Деян знал, что Киан его не жалует – очевидно, за то, что одним своим видом он напоминал старику о непривычной и не слишком удачно проделанной когда-то работенке. Сам он недолюбливал старика ровно по той же причине. Киан-Лесоруб был предпоследним, с кем ему хотелось бы объясняться; а последним был печник, чей тяжелый нрав все орыжцы хотя бы единожды испытали на себе.
Однако выбора не было.
– Это еще почему? – Ухмылка исчезла с морщинистого лица Киана. Теперь он смотрел на удерживавшего его Деяна пристально и зло.
– Тот, который назвался князем, – чародей. И этот, второй... его так просто не убить.
– Может, насчет князька ты и прав. – Киан нахмурился. – Но его тут нет! И вернуться мы ему не дадим. И помешать нам никому не дадим! – сказал он с плохо скрытой угрозой в голосе и, высвободив руку, подошел к печнику, отдал тому мешок и веревку.
Деян снова догнал его:
– Дед! Джибанд не из плоти и крови. Он колдовская кукла. Голем. Камнем ты его не убьешь…

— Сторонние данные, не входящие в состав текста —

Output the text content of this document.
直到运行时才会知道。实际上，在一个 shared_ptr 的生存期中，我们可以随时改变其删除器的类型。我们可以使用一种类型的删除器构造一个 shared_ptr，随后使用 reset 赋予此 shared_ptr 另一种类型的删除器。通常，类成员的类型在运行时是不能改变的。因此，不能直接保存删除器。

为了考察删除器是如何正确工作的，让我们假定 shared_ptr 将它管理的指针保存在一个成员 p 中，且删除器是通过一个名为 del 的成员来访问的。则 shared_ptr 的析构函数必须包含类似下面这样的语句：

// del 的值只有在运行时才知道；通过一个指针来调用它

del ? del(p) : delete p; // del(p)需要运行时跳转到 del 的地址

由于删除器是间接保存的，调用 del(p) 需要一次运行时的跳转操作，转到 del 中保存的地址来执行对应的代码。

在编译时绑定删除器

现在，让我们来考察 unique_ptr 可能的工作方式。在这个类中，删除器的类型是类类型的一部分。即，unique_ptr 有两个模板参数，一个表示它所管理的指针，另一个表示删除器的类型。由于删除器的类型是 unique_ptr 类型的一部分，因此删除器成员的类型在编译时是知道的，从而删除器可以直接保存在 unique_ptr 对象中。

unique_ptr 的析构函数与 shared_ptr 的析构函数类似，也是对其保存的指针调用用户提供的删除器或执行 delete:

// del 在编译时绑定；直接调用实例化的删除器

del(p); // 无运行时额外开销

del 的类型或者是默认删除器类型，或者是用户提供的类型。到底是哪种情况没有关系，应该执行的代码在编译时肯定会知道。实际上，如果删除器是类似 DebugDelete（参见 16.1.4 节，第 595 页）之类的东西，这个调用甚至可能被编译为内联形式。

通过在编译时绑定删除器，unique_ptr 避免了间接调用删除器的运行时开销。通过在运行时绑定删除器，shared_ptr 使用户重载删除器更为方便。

– Бессмертный, что ль? Надо же – бессмертный получеловек, и где – в нашей Орыжи! – Киан насмешливо присвистнул. – У страха глаза велики, Деян. И вот что я тебе скажу: будь они хоть трижды чародеи – мы им наглости не спустим и расхаживать у нас не дадим. Поплатятся, сволочи, за Беона. За все поплатятся!
Киан, больше не удостаивая Деяна вниманием, взялся за обвязанный веревкой мешок. Большой камень Вакир уже устроил внутри, а сам с другим концом веревки забрался на крышу. Он должен был тянуть мешок наверх за веревку, Киан – подталкивать снизу.
– Но...
– Трусишь – так сиди смирно, ущербный, – отозвался с крыши Вакир. Ссадина на его побагровевшей от натуги физиономии сочилась кровью. – Хватит болтать, Лесоруб. Толкай!

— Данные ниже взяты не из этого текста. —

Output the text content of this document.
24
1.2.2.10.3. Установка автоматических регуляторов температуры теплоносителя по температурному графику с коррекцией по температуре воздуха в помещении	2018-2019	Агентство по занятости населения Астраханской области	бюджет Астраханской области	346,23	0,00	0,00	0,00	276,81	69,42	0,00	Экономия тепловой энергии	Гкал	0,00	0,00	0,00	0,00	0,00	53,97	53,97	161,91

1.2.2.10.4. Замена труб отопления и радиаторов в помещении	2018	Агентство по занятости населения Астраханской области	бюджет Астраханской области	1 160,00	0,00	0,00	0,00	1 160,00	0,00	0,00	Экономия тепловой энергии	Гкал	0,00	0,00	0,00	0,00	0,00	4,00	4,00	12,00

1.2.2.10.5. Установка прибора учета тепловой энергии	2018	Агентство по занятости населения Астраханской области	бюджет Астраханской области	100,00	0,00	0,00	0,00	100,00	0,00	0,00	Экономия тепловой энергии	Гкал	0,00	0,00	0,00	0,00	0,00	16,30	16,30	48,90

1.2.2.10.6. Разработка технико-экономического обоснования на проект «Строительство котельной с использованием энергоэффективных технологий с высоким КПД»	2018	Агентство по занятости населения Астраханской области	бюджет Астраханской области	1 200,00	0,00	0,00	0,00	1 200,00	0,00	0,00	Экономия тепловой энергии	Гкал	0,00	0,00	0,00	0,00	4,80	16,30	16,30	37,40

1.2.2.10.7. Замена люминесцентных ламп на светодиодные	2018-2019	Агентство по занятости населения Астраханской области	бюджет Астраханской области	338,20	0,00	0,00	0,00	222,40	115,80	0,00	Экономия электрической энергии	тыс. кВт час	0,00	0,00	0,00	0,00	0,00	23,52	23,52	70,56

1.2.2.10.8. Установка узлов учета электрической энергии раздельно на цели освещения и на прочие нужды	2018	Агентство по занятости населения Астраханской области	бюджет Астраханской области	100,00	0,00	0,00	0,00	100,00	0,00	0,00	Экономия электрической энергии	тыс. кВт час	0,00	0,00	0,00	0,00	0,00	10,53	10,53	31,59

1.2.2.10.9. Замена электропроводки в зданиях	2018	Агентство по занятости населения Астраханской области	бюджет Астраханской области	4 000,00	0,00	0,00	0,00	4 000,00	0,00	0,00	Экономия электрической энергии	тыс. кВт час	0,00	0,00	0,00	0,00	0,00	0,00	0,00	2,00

«Сам ты... ущербный на голову!»
Деян посторонился, в последний миг удержавшись от того, чтобы обругать Вакира вслух. Старикам уязвленная гордость затмила разум: без толку было переубеждать их или стращать последствиями неудачи. Вакир и Киан теперь думали только о том, как бы поквитаться с чужаками…
У него, в их понимании, гордости не было вовсе. Сейчас Деян даже готов был с этим согласиться.

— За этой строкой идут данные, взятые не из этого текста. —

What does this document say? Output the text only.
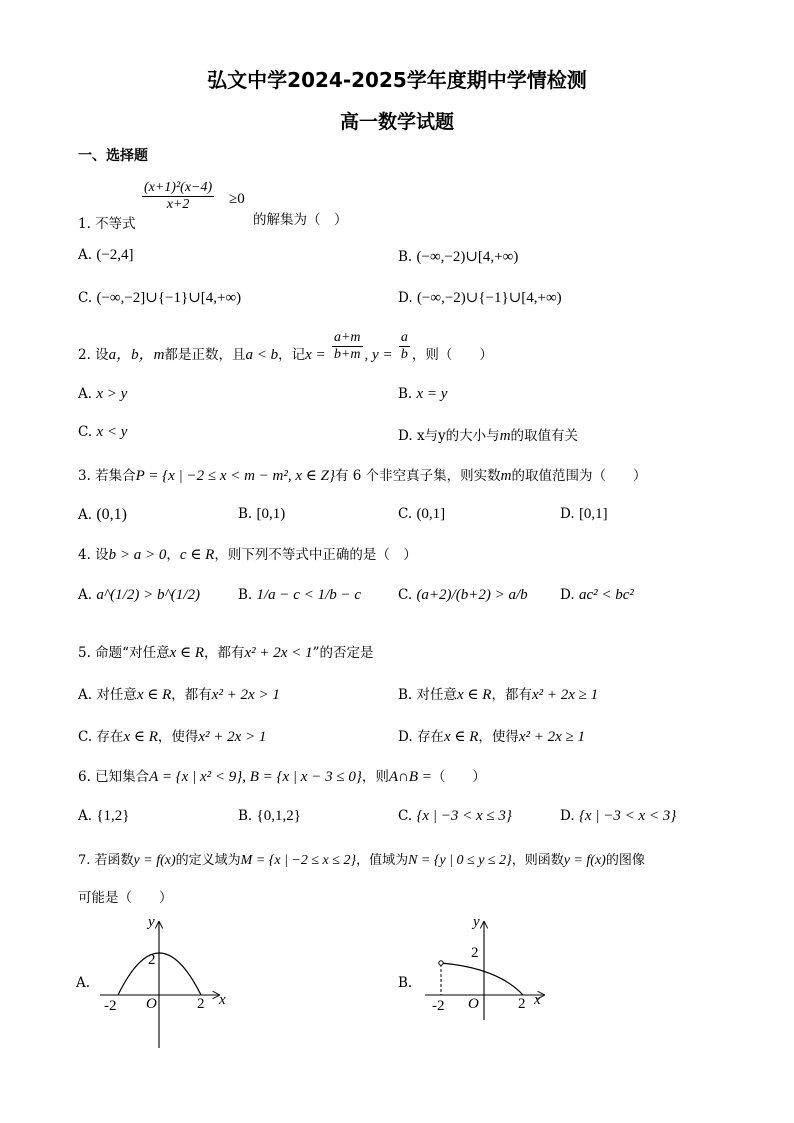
弘文中学2024-2025学年度期中学情检测
高一数学试题
一、选择题
1. 不等式
$\frac{\text{(x+1)²(x−4)}}{x+2} \ge 0$
的解集为（　）
A. (−2,4]	B. (−∞,−2)∪[4,+∞)
C. (−∞,−2]∪{−1}∪[4,+∞)	D. (−∞,−2)∪{−1}∪[4,+∞)
2. 设a，b，m都是正数，且a < b，记$x = \frac{a+m}{b+m}$ , $y = \frac{a}{b}$ ，则（　　）
A. x > y	B. x = y
C. x < y	D. x与y的大小与m的取值有关
3. 若集合P = {x | −2 ≤ x < m − m², x ∈ Z}有 6 个非空真子集，则实数m的取值范围为（　　）
A. (0,1)	B. [0,1)	C. (0,1]	D. [0,1]
4. 设b > a > 0，c ∈ R，则下列不等式中正确的是（　）
A. a^(1/2) > b^(1/2)	B. 1/a − c < 1/b − c	C. (a+2)/(b+2) > a/b D. ac² < bc²
5. 命题“对任意x ∈ R，都有x² + 2x < 1”的否定是
A. 对任意x ∈ R，都有x² + 2x > 1	B. 对任意x ∈ R，都有x² + 2x ≥ 1
C. 存在x ∈ R，使得x² + 2x > 1	D. 存在x ∈ R，使得x² + 2x ≥ 1
6. 已知集合A = {x | x² < 9}, B = {x | x − 3 ≤ 0}，则A∩B =（　　）
A. {1,2}	B. {0,1,2}	C. {x | −3 < x ≤ 3}	D. {x | −3 < x < 3}
7. 若函数y = f(x)的定义域为M = {x | −2 ≤ x ≤ 2}，值域为N = {y | 0 ≤ y ≤ 2}，则函数y = f(x)的图像
可能是（　　）
A.	B.
y
x
O
2
2
-2
y
x
O
2
2
-2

«Не время между собой собачиться».
Под скрип теса на крыше он поковылял обратно, раздумывая, что еще можно сделать. Ничего не оставалось, кроме как привлечь внимание Джибанда, чтоб тот ушел из-под крыши.
От страха все сжималось внутри и подгибались колени – но нельзя было допустить непоправимого.
«Лесоруб потом жизни не даст. А все же лучше уж так, чем…» – Деян заторопился.
И все равно опоздал.
Опасаясь, что великан сам возьмет и уйдет – или догадавшись, что сейчас их замысел намерено расстроят, – Киан и Вакир проявили удивительную для своих лет расторопность. Когда Деян вывернул за угол, пышнотелая жена печника, стоявшая у забора напротив Джибанда, взмахнула рукой, давая мужу сигнал. Камень перевалился через край и мгновением позже с жутким треском раскололся о маковку великана.
«Мрак небесный!!!» – Деян отшатнулся, зажмурившись. – «Храни вас Господь, дураков...».
Когда Деян решился вновь открыть глаза, Джибанд, выпрямившись во весь свой огромный рост, почесывал в затылке и разглядывал заговорщиков на крыше. Он – кто бы сомневался! – остался совершенно невредим.
– Зачем? – неразборчиво прогундосил великан. – Это упало... зачем?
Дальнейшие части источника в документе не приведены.